Merry Christmas to you as well. (Yes I said Christmas...).


----------



## Readie (Dec 22, 2011)

Its nearly Christmas and after a turbulent year I'm glad.
Best wishes to everyone for a peaceful holiday / Christmas and 2012
Take it easy
John


----------



## Airframes (Dec 22, 2011)

Heck! Is it Christmas already?!!
I guess I must have missed Easter then!
All the best to all right thinking, caring, compassionate and loving human beings, wherever they might live.
All the rest can **** off !


----------



## B-17engineer (Dec 22, 2011)

Airframes said:


> Heck! Is it Christmas already?!!
> I guess I must have missed Easter then!
> All the best to all right thinking, caring, compassionate and loving human beings, wherever they might live.
> All the rest can **** off !



I like the way you think...

Merry Christmas guys!


----------



## Aaron Brooks Wolters (Dec 22, 2011)

Merry Christmas and Happy New Year guys and gals!!!!!!!!!!!!!


----------



## vikingBerserker (Dec 22, 2011)

Too all my friends as well!


----------



## paletteone (Dec 23, 2011)

DerAdlerIstGelandet said:


> Merry Christmas to you as well. (Yes I said Christmas...).
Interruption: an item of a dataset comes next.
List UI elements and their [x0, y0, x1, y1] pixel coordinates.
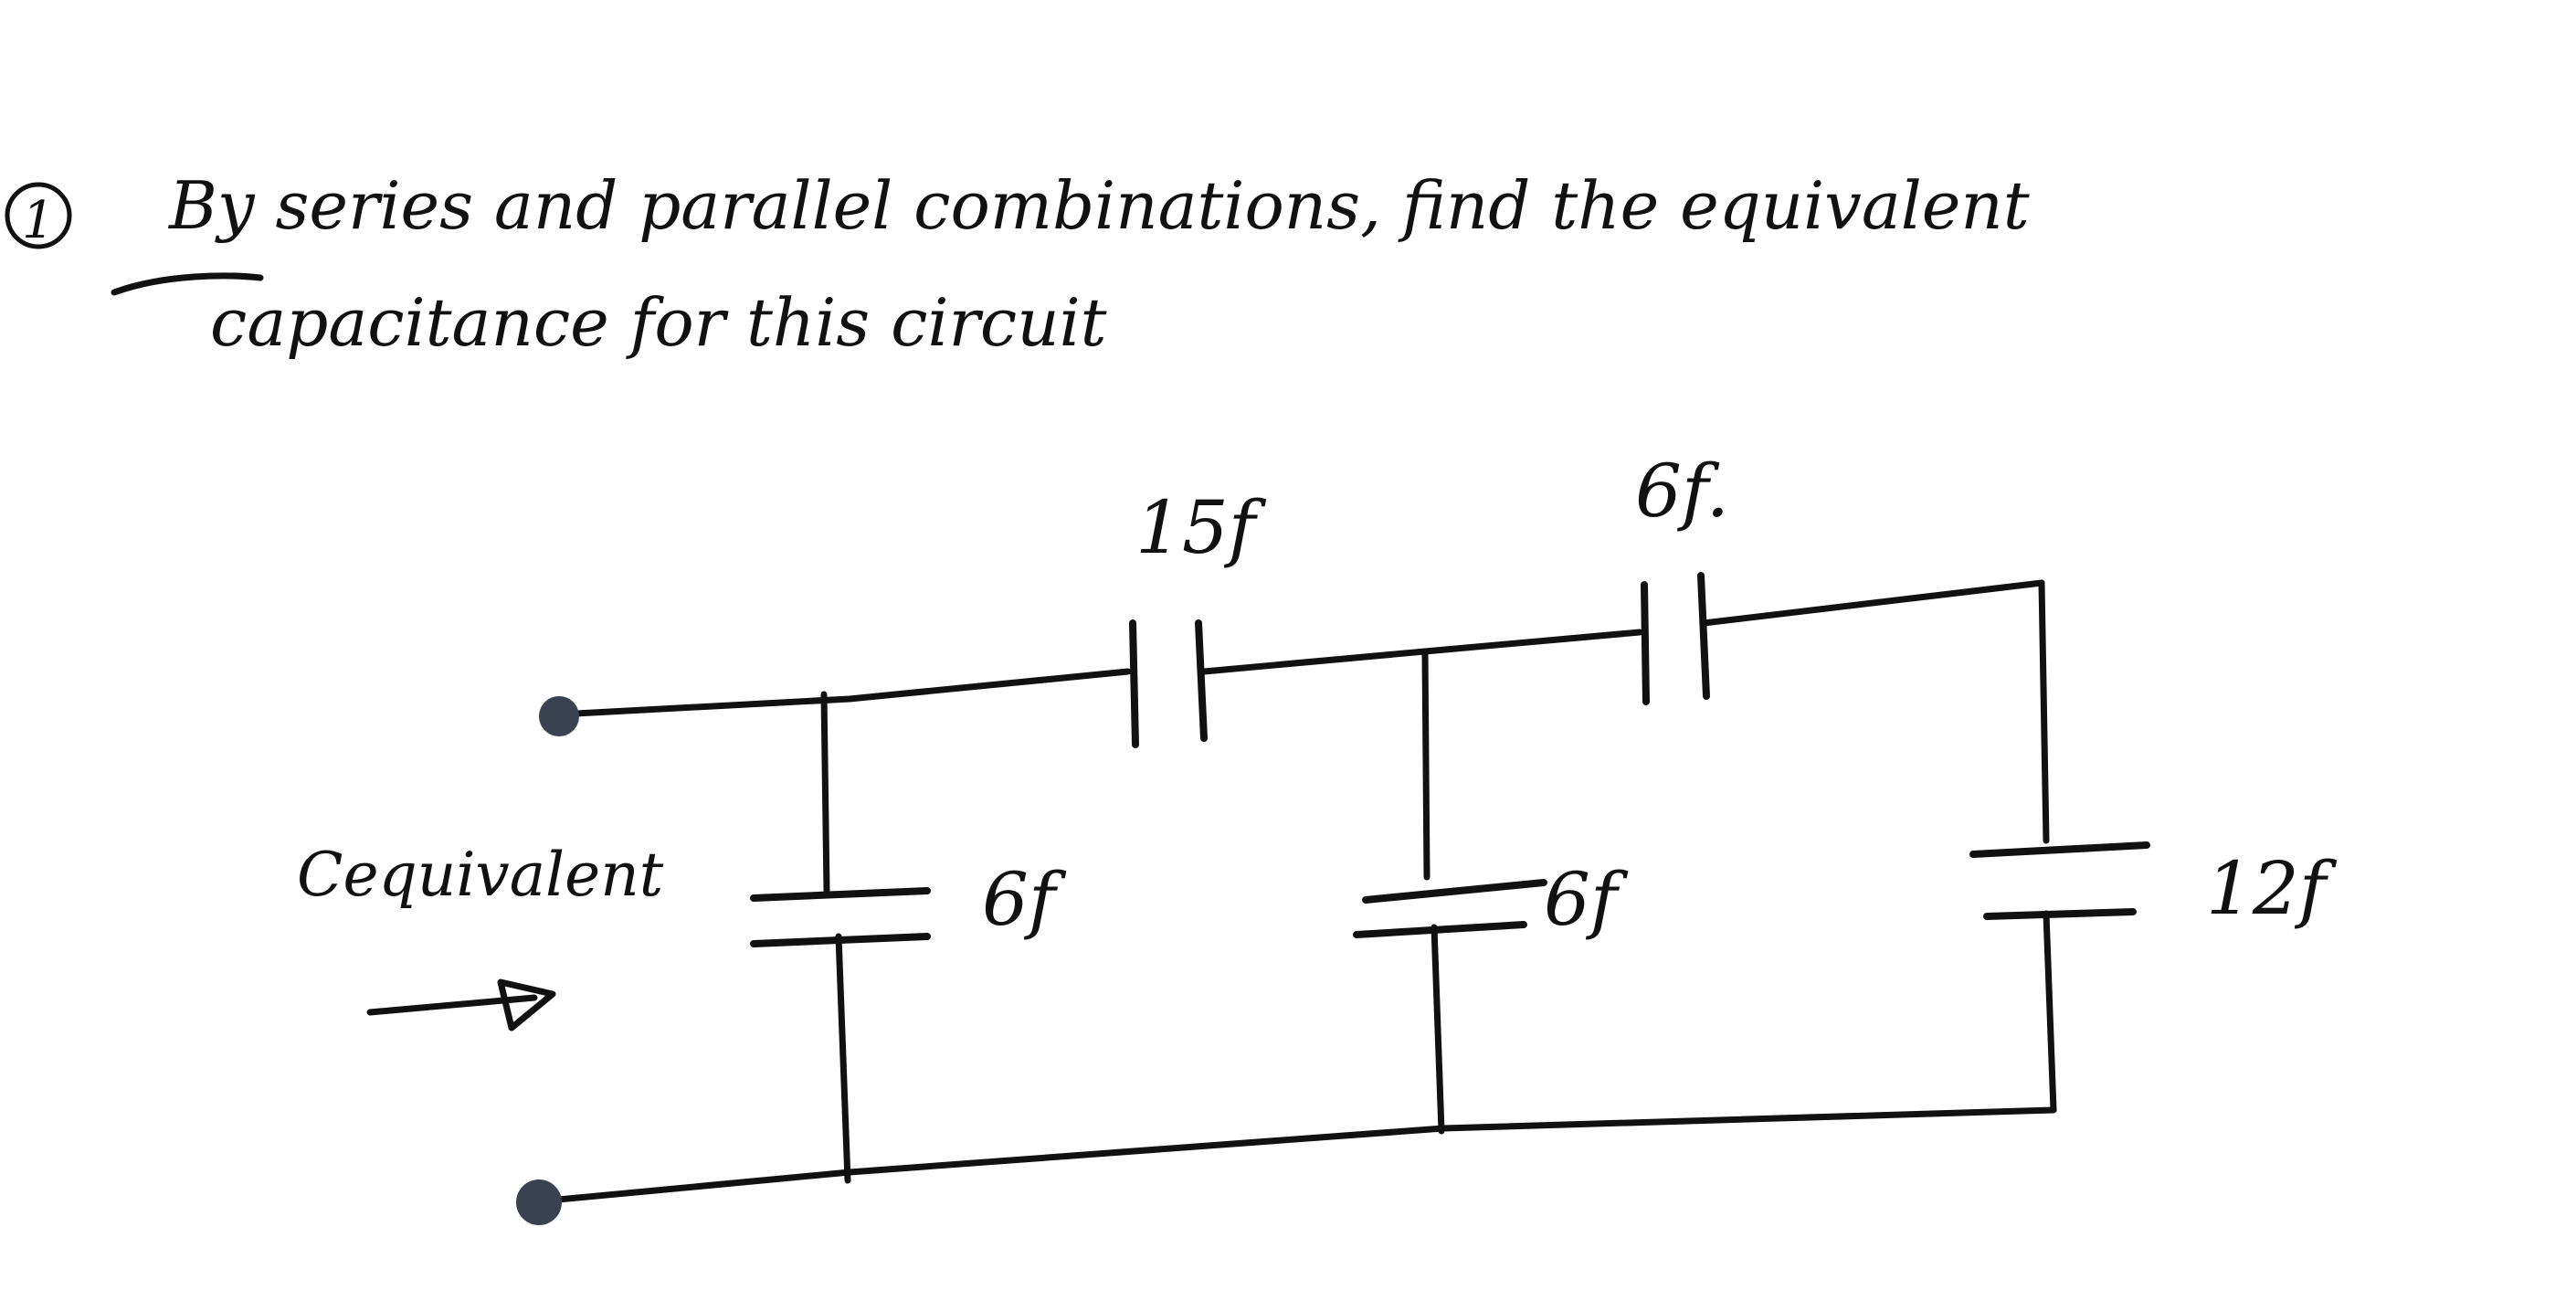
shunt-cap-2-plate-top — [1362, 879, 1547, 904]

Actually I meant to say "Frohe Weihnachten". Ein Prosit


----------



## Geedee (Dec 23, 2011)

To all you guys 'n' gals out there in WW2aircraft.netland, you have a fantastic break doing whatever it is you end up doing. Take time to sit back and chill at least once over the break !!


----------



## DBII (Dec 23, 2011)

Cool poem. Merry Christmas all

DBII


----------



## mikewint (Dec 23, 2011)

Terry, well, never been right thinking in my entire life, caring compassionate well on my best days but a Merry Christmas and a Happy Prosperous New year to everyone


----------



## A4K (Dec 23, 2011)

Boldog Karácsónyt mindenkinek! (Merry Christmas everyone!)


----------



## Gnomey (Dec 24, 2011)

Merry Christmas everyone!


----------



## Wurger (Dec 24, 2011)

Merry Christmas all.


----------



## wheelsup_cavu (Dec 24, 2011)

Merry Christmas to all Yall's. 


Wheels


----------



## Thorlifter (Dec 25, 2011)

Everyone have a safe, happy Christmas


----------



## Tangopilot89 (Dec 25, 2011)

Merry Christmas all you aviation fans, and a prosperous New Year! Stay safe and enjoy.

Andy


----------



## v2 (Dec 25, 2011)

Merry Christmas friends


----------



## ccheese (Dec 25, 2011)

Merry Christmas to all my friends, all over the world !

Charles


----------



## ToughOmbre (Dec 25, 2011)

Merry Christmas to all!

And a happy and safe New Year!

TO


----------



## mikewint (Dec 25, 2011)

Well me, I'm a permanent fixture on Santa's Naughty List but all the rest of you have a very very Merry Christmas and a happy and prosperous New Year. Remember it all ends 12/21/12


----------



## DerAdlerIstGelandet (Dec 26, 2011)

Well just got back from a weekend with the family. Hope everyone's Christmas was a good one.


----------